The formation of Amazon

Bezos chose the name Amazon.com because it is 'the earth's biggest river and we would offer the earth's biggest selection.' What about the Nile, I ask?

'Well, the Nile is the longest river, but it is actually a creek in terms of volume compared to the Amazon. Did you know that 20 percent of the world's fresh water is found in the Amazon basin?'

Once the fixed costs of a website had been surpassed, profit margins would soar

Bezos, 36, came up with the Amazon concept while he was working as a strategist for a consultancy in Florida. The idea was a simple one: as the internet expanded, a retailer would be able to reach customers more easily and cheaply through the new medium. Bezos figured that for a bricks and mortar chain of stores to double its sales, it would take a colossal investment to build an equal number of new stores. However, for an on-line retailer, scalability was not going to be a problem in terms of capability or cost.

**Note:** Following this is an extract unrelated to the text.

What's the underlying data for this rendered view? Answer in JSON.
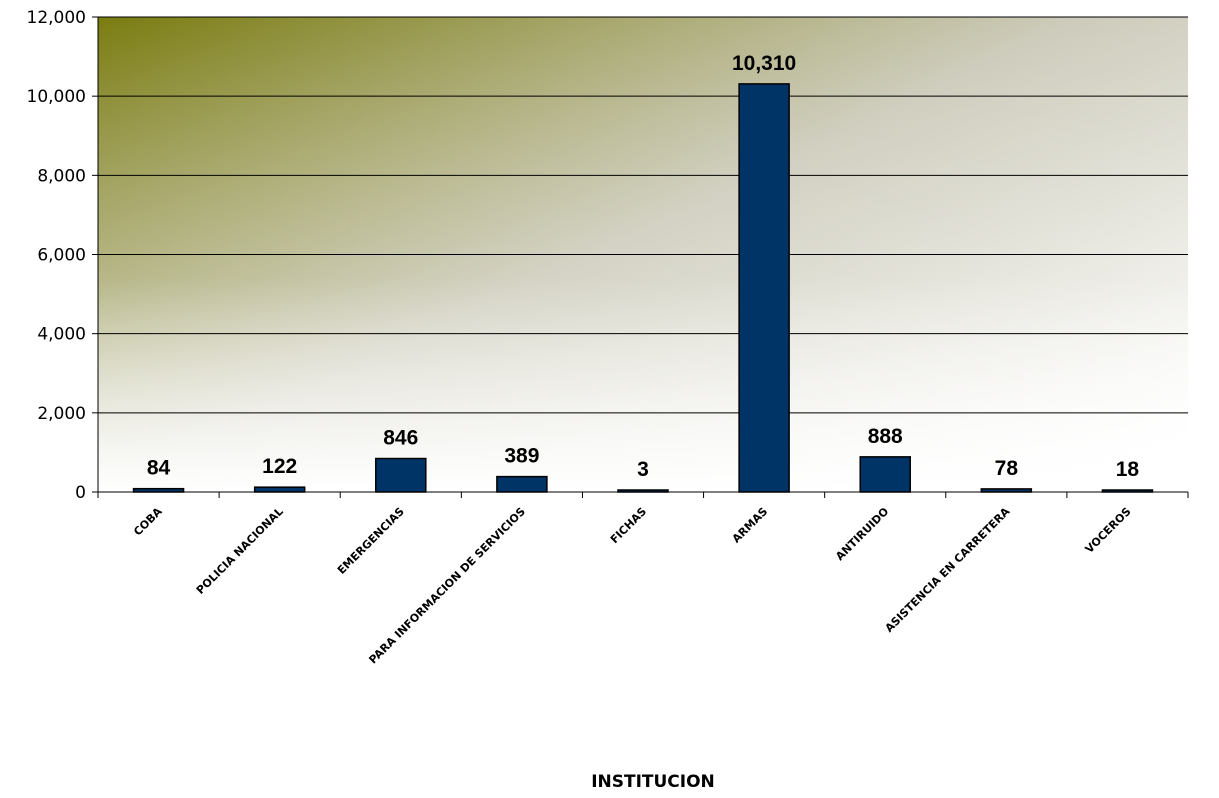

Once the fixed costs of a website had been surpassed, profit margins would soar.

So Bezos quit his job and with his wife flew down to Fort Worth, Texas. Here, he picked up his father's 1988 Chevie Blazer and took off for Seattle, where they figured there would be a surfeit of web-hungry volunteers.

While MacKenzie, Mrs Bezos, drove, her husband bashed out the business plan on a laptop. There were no great ambitions when the company started. Bezos hoped that the on-line bookseller-cum-retailer would find a niche and become a thriving small business. 'I told all of our early investors, who were friends and family members, that they would lose their money for sure.' The drain starts, 'Anybody who could have predicted what would have happened would have been institutionalized!' He shakes with laughter.

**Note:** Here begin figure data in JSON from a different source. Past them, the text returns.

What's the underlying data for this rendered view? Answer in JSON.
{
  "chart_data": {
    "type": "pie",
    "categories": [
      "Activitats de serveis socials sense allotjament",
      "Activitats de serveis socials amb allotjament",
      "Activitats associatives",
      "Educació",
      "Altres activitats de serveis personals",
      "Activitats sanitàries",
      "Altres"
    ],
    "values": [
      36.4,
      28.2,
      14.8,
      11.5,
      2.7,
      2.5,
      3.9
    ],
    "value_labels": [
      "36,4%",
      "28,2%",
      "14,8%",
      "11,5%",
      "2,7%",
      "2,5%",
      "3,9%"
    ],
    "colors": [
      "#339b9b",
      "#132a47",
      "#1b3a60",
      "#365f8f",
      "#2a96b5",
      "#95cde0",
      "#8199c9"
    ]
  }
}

Bezos famously targeted the book market as the first to experience Amazon's on-line challenge. His passion for excellent customer service meant that he refused to leave any element of the book-buying experience to others: Amazon would order, collect, and deliver all its customers' orders. This entailed building warehouses and employing a whole host of sales staff. In effect, Bezos's answer to the book industry was not so revolutionary, he was simply replacing one ordering system, the bookshop or mail order, with another, the internet. The rest of the system was the same. Except Bezos counted on the internet slashing costs, enabling Amazon to offer hefty discounts to its customers. Low prices were one element; a second to none service and great customer experience were the other.

It was the potential that Bezos unleashed through Amazon that enabled the company to quickly go public and saw the share price soar. Millions of people flocked to the site - and stayed. Amazon's diligence in creating a destination that stimulated book buyers is sometimes overlooked in the face of its discounting reputation. Indeed, it has increased sales and customers, despite the resolute challenge from other discount operators and high street names with their own web presence. It is an issue Bezos is keen to explain.

'I think there is one answer as to why we have been so successful and it is extremely simple in theory, but very hard to do in practice, and that is we are obsessed more than any other company with the customer experience. Every aspect of it.

'So when you first hear about Amazon from a friend, what you are hearing is part of the customer experience. All the way to when you receive the package, how easy it is to open, how easy was the website to use - things like one-click shopping, store-wide sales rankings, gift clicking, easy browsing…'

5 ways… Jeff Bezos broke the rules

  1. The first to recognize the power of the net in revolutionizing the retail sector.

  2. Put customer service at the center of his strategy, recognizing that it would be the only way to get people to use Amazon, despite the lower prices.

  3. Has built the biggest e-commerce brand through a strategy of hefty expenditure. Profits were always subordinate to the brand. Brave, even foolhardy, but even cynics admit it has been a phenomenal success in setting out to do what he said he would do.

  4. Could have sat on his laurels. After all, the US book business has just turned profitable. Instead Bezos has taken the Amazon strategy into other areas of commerce, confounding critics in his wake.

  5. Oversaw the development of proprietary software that would enable Amazon to stay ahead of its competitors.


Bezos lists a whole host of other plusses of the Amazon experience: 'All these things we incorporated to make it easy - no matter what you do - to find the thing you're looking for, and then to be able easily and quickly to purchase it. That sort of miniscule focus on customer experience is the reason why we have been so successful.' He continues: 'There are four things that internet customers care about - selection, ease of use, price and service, and you have to be excellent in all four of those areas. You can't pick one to leave out, and if you do you will not be successful.'

This, he believes, is doubly important in an internet business: 'Focussing on customer experience is the most important thing in any business, but it's especially important on the internet because word of mouth is more powerful on-line.' He sees this as a positive force, encouraging better service from internet businesses, because poor performances can quickly lead to demise, such is the power of the medium.